В этих строчках мужественное постижение бытия, редкая способность принять жизнь такой, какая она есть. В бурной судьбе Гете были разные периоды, юные надежды сменялись горьким разочарованием, увлеченность и восторг соседствовали с иронией и скептицизмом. Но на протяжении всей своей долгой жизни великий поэт пытался понять взаимосвязь всего сущего.

Что в мире творишь ты? Ведь он сотворен.
Всевышний творенью дал строй и закон.
Коль вытянул жребий, держись, человече,
Идешь, так иди, хоть до цели далече,
И пусть равновесье твое никогда
Не смогут нарушить беда и страда.

Возможно, в религиозном опыте Востока и в его философии Гете нашел то, чего ему не хватало в европейской культуре. Характерное для романтизма противопоставление жизни и искусства, обращение к иному, совершенному миру, лишенному бед и противоречий, было чуждо Гете, с юных лет воспринимавшему и ценившему жизнь, как бы сложно и трудно она подчас не складывалась.

Какие разные люди вокруг!
На Божьем застолье — и враг и друг.

В литературе во все времена были и, наверно, всегда будут авторы, которые любят не столько учить, сколько поучать читателя. Но если писатели и поэты среднего уровня склонны поучать и морализировать, то у великих поэтов и мыслителей больше вопросов, чем ответов.

Ты смотришь вглубь — куда теченье?
И доброта — зачем, куда?
Кинь в реку хлеб или печенье —
Кому их принесет вода?

Гете презирал лицемерие и ханжество ограниченных людей. Он понимал и чувствовал противоречивость человеческой природы.

Утешьтесь, люди: тот, кто без порока,
Кто безошибочен, в чужих ошибках — дока,
Лишь оступившийся, познавший меру зла,
Оценит ваши добрые дела.

В наши дни мы со всей остротой почувствовали, к чему ведет эгоистичная, необдуманная деятельность людей по всему свету. Много лет назад поэты и философы предупреждали, что человечество должно жить в гармонии с природой, но деловые люди, стремящиеся к сиюминутной выгоде, редко слушают мудрецов и поэтов. В начале ХХ столетия о проблемах экологии заговорили ученые. Но мир остался глух к их предупреждениям. И вот на наших глазах происходят чудовищные катаклизмы, которые не щадят ни бедных, ни богатых, под ударом стихии оказались и девственные уголки природы, и современные города. Неужели, в очередной раз люди не увидят очевидного и, как в античном мифе о Кассандре, не услышат и не поймут грозного предупреждения высших сил?

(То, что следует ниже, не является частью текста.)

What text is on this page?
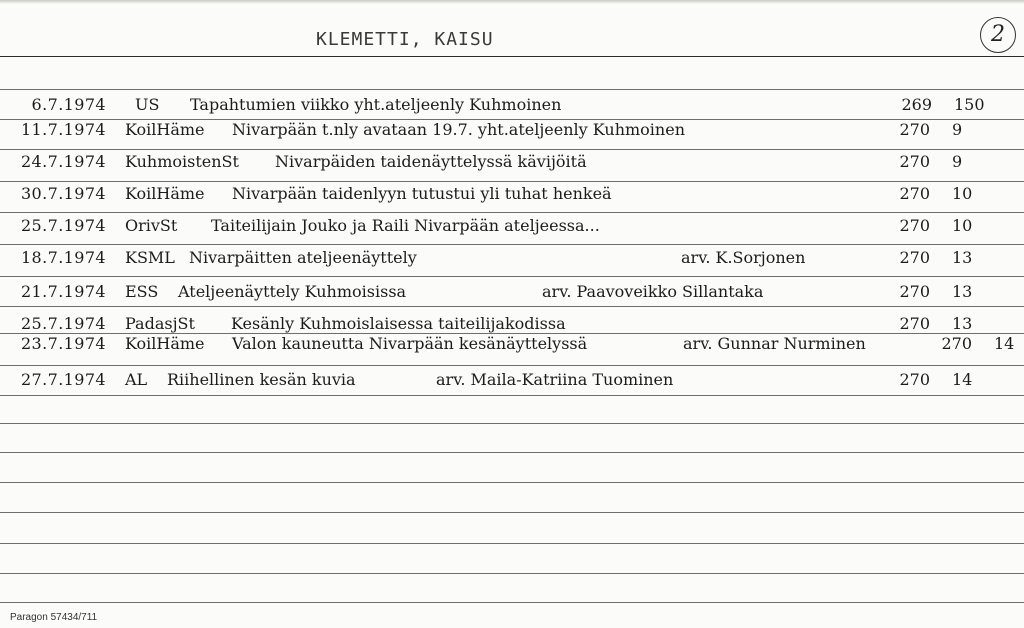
KLEMETTI, KAISU	2
6.7.1974 US Tapahtumien viikko yht.ateljeenly Kuhmoinen	269 150
11.7.1974 KoilHäme Nivarpään t.nly avataan 19.7. yht.ateljeenly Kuhmoinen	270 9
24.7.1974 KuhmoistenSt Nivarpäiden taidenäyttelyssä kävijöitä	270 9
30.7.1974 KoilHäme Nivarpään taidenlyyn tutustui yli tuhat henkeä	270 10
25.7.1974 OrivSt Taiteilijain Jouko ja Raili Nivarpään ateljeessa...	270 10
18.7.1974 KSML Nivarpäitten ateljeenäyttely	arv. K.Sorjonen	270 13
21.7.1974 ESS Ateljeenäyttely Kuhmoisissa	arv. Paavoveikko Sillantaka	270 13
25.7.1974 PadasjSt Kesänly Kuhmoislaisessa taiteilijakodissa	270 13
23.7.1974 KoilHäme Valon kauneutta Nivarpään kesänäyttelyssä	arv. Gunnar Nurminen	270 14
27.7.1974 AL Riihellinen kesän kuvia	arv. Maila-Katriina Tuominen	270 14
Paragon 57434/711
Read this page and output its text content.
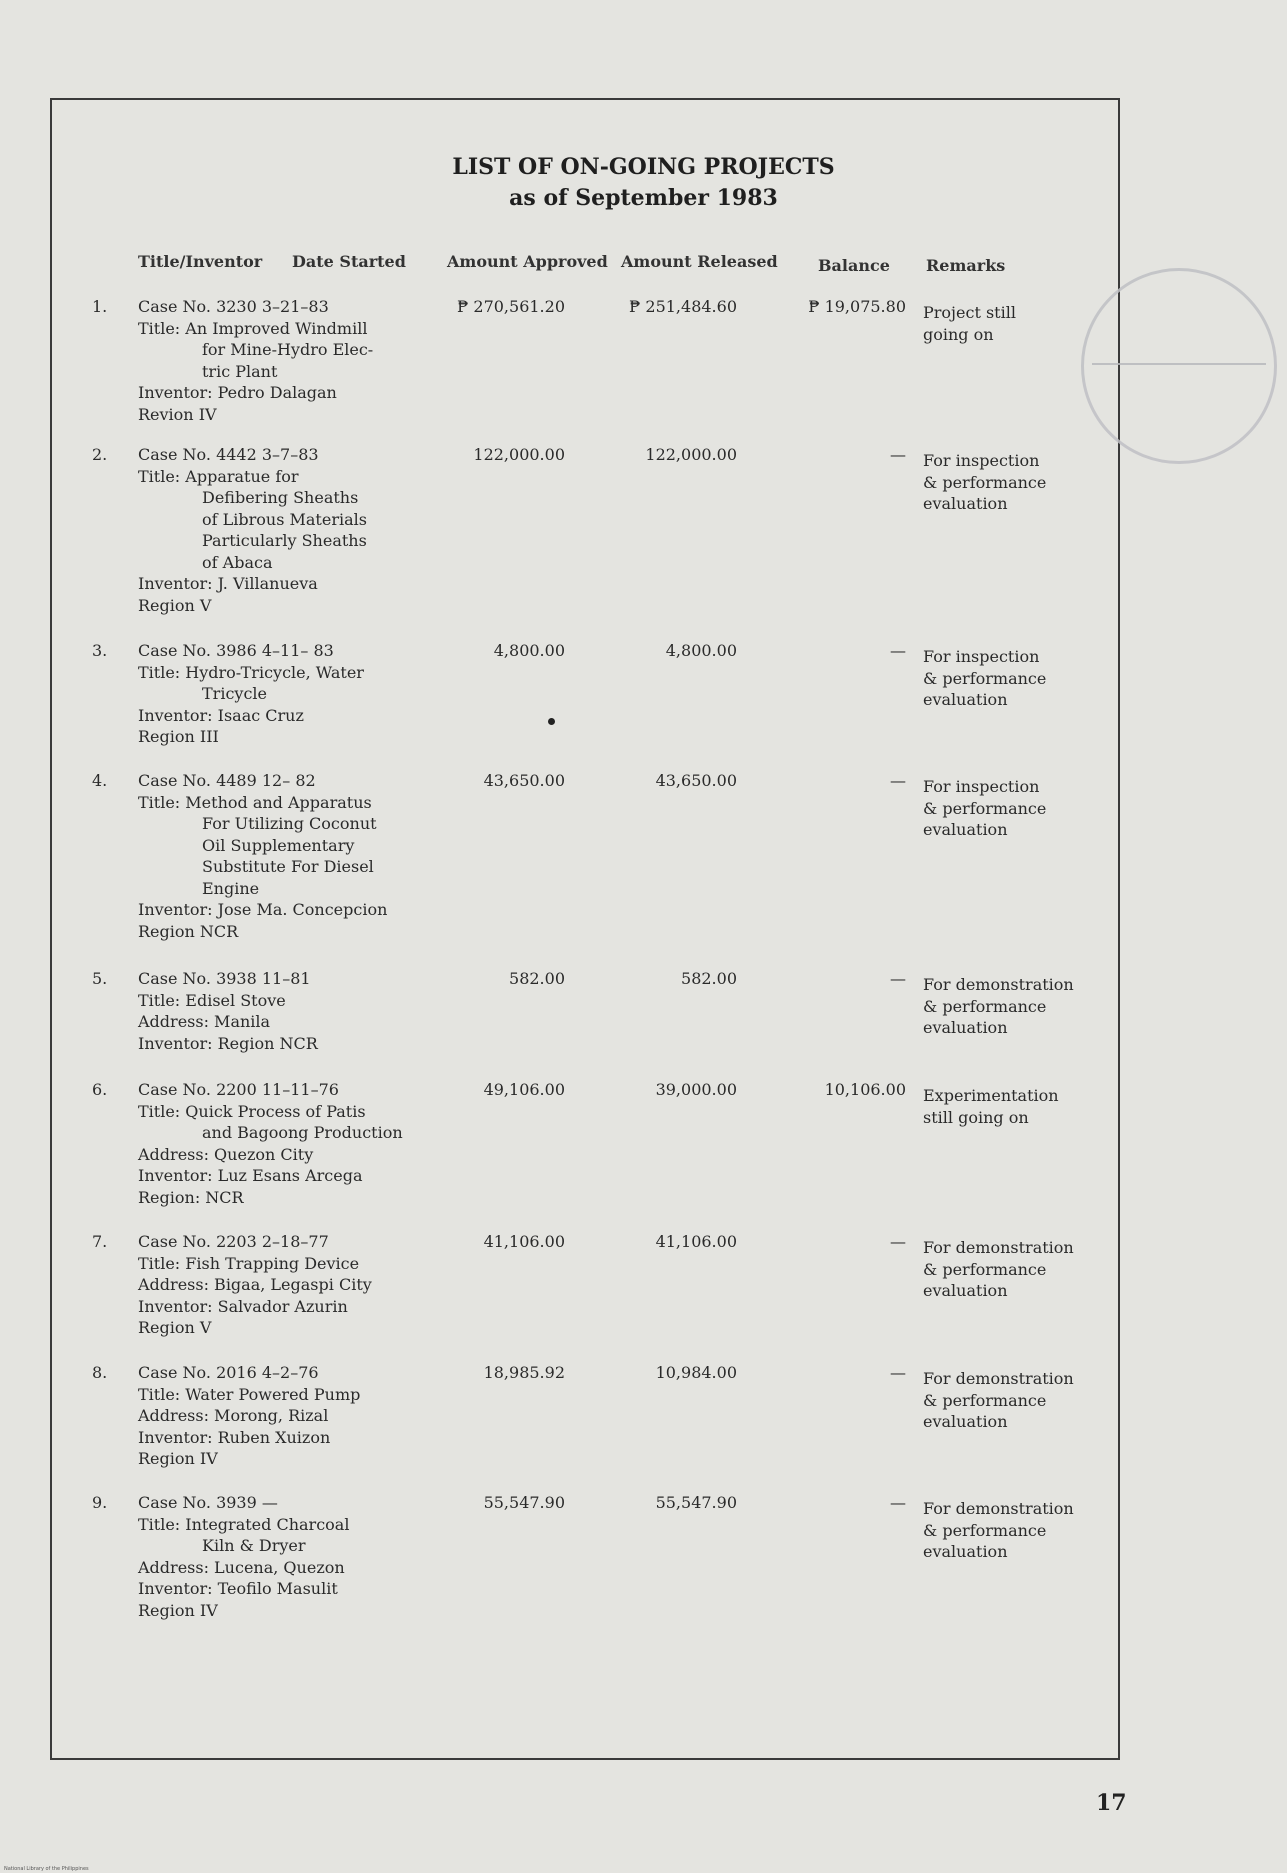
LIST OF ON-GOING PROJECTS
as of September 1983
Title/Inventor Date Started	Amount Approved Amount Released	Balance Remarks
1. Case No. 3230 3–21–83
Title: An Improved Windmill
for Mine-Hydro Elec-
tric Plant
Inventor: Pedro Dalagan
Revion IV
₱ 270,561.20	₱ 251,484.60	₱ 19,075.80 Project still
going on
2. Case No. 4442 3–7–83
Title: Apparatue for
Defibering Sheaths
of Librous Materials
Particularly Sheaths
of Abaca
Inventor: J. Villanueva
Region V
122,000.00	122,000.00	— For inspection
& performance
evaluation
3. Case No. 3986 4–11– 83
Title: Hydro-Tricycle, Water
Tricycle
Inventor: Isaac Cruz
Region III
4,800.00	4,800.00	— For inspection
& performance
evaluation
4. Case No. 4489 12– 82
Title: Method and Apparatus
For Utilizing Coconut
Oil Supplementary
Substitute For Diesel
Engine
Inventor: Jose Ma. Concepcion
Region NCR
43,650.00	43,650.00	— For inspection
& performance
evaluation
5. Case No. 3938 11–81
Title: Edisel Stove
Address: Manila
Inventor: Region NCR
582.00	582.00	— For demonstration
& performance
evaluation
6. Case No. 2200 11–11–76
Title: Quick Process of Patis
and Bagoong Production
Address: Quezon City
Inventor: Luz Esans Arcega
Region: NCR
49,106.00	39,000.00	10,106.00 Experimentation
still going on
7. Case No. 2203 2–18–77
Title: Fish Trapping Device
Address: Bigaa, Legaspi City
Inventor: Salvador Azurin
Region V
41,106.00	41,106.00	— For demonstration
& performance
evaluation
8. Case No. 2016 4–2–76
Title: Water Powered Pump
Address: Morong, Rizal
Inventor: Ruben Xuizon
Region IV
18,985.92	10,984.00	— For demonstration
& performance
evaluation
9. Case No. 3939 —
Title: Integrated Charcoal
Kiln & Dryer
Address: Lucena, Quezon
Inventor: Teofilo Masulit
Region IV
55,547.90	55,547.90	— For demonstration
& performance
evaluation
17
National Library of the Philippines
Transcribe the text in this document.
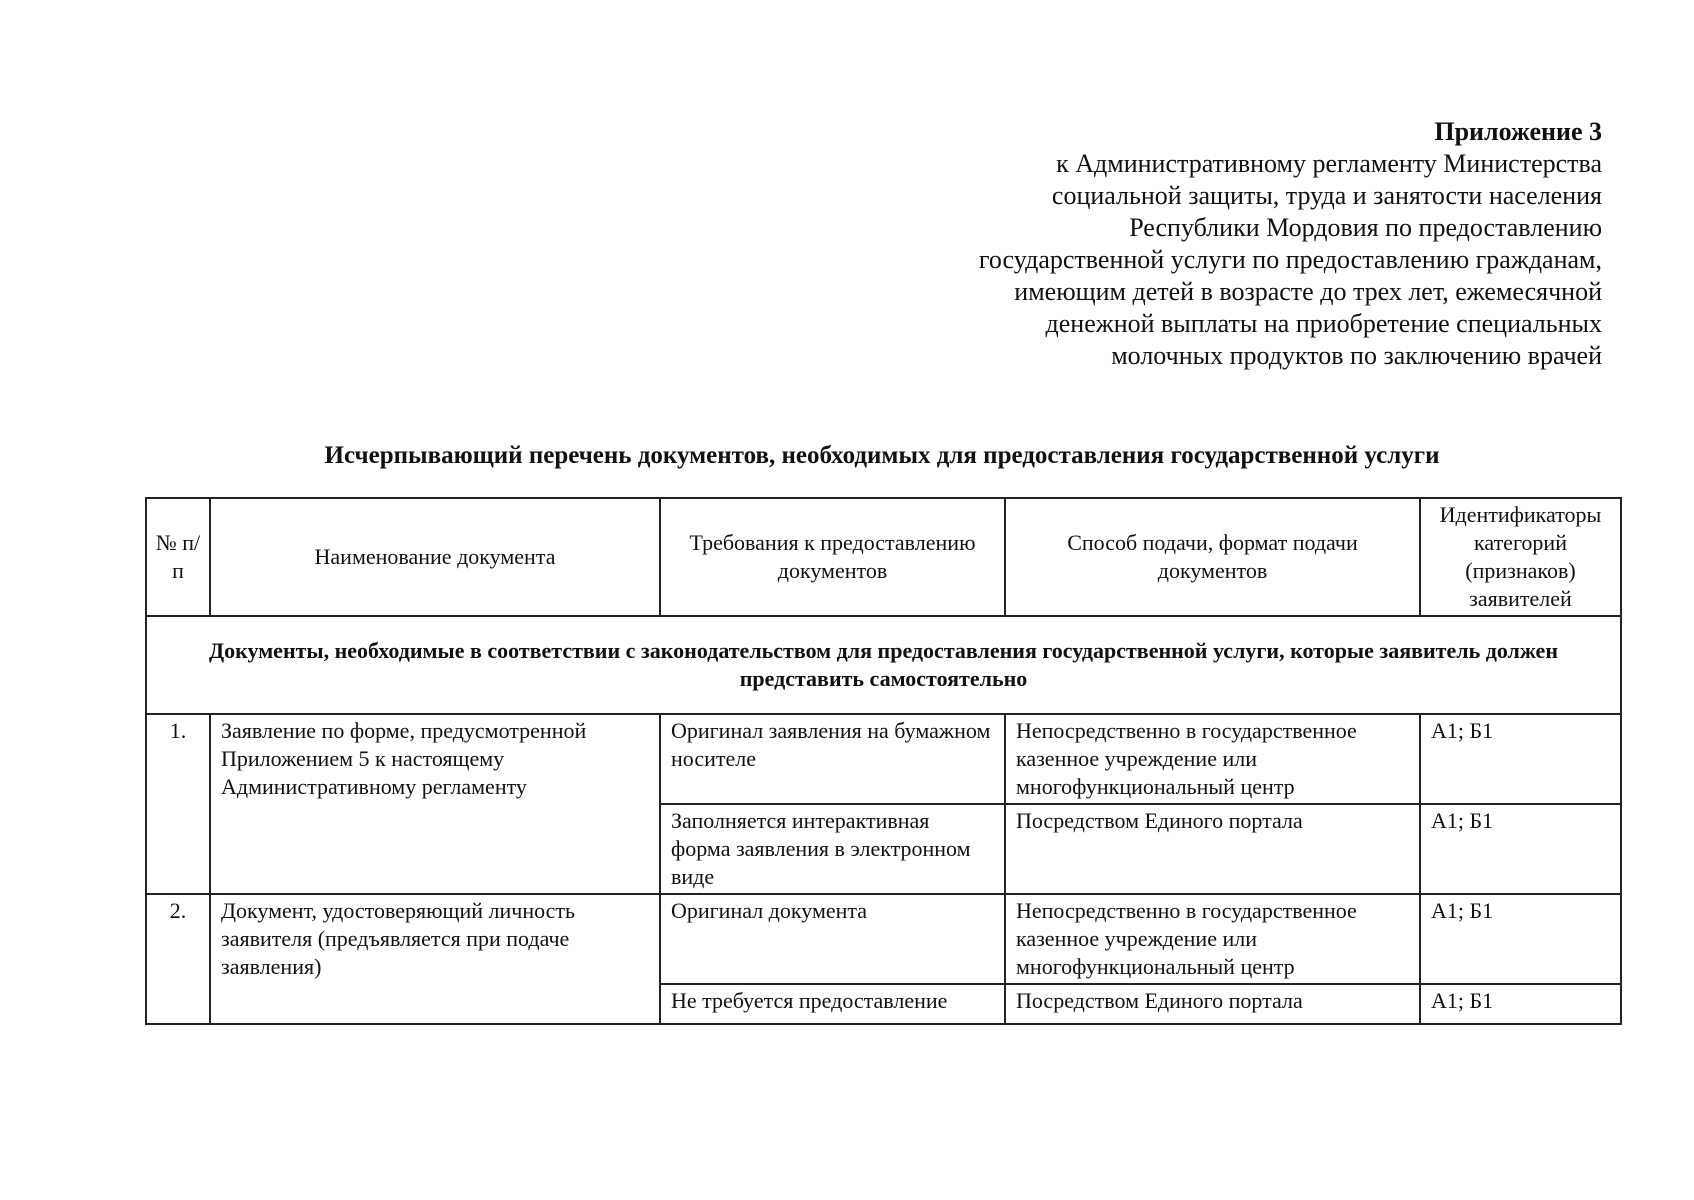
Приложение 3
к Административному регламенту Министерства
социальной защиты, труда и занятости населения
Республики Мордовия по предоставлению
государственной услуги по предоставлению гражданам,
имеющим детей в возрасте до трех лет, ежемесячной
денежной выплаты на приобретение специальных
молочных продуктов по заключению врачей
Исчерпывающий перечень документов, необходимых для предоставления государственной услуги
№ п/п	Наименование документа	Требования к предоставлению документов	Способ подачи, формат подачи документов	Идентификаторы категорий (признаков) заявителей
Документы, необходимые в соответствии с законодательством для предоставления государственной услуги, которые заявитель должен представить самостоятельно				
1.	Заявление по форме, предусмотренной Приложением 5 к настоящему Административному регламенту	Оригинал заявления на бумажном носителе	Непосредственно в государственное казенное учреждение или многофункциональный центр	А1; Б1
		Заполняется интерактивная форма заявления в электронном виде	Посредством Единого портала	А1; Б1
2.	Документ, удостоверяющий личность заявителя (предъявляется при подаче заявления)	Оригинал документа	Непосредственно в государственное казенное учреждение или многофункциональный центр	А1; Б1
		Не требуется предоставление	Посредством Единого портала	А1; Б1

Гете всю свою жизнь стремился познать закономерности природы. Подобно титанам эпохи Возрождения он сочетал мощный интеллект ученого с гениальной интуицией поэта. В «Книге Изречений» есть и такие строки:

Убив паука, я стал сомневаться
И оправдать свой поступок не мог,
Ведь жизнь, как и мне, подарил ему Бог,
Чтоб мог он жизни предаваться.

Удивительная особенность стиля Гете — говорить шутливо и остроумно о самых серьезных вещах и явлениях жизни.

При двух лакеях господин
Не будет ухожен, поверьте мне в том.
Когда две женщины, ты же один,
Не будет чисто прибран дом.

Или такие замечательные строки полные глубокого смысла.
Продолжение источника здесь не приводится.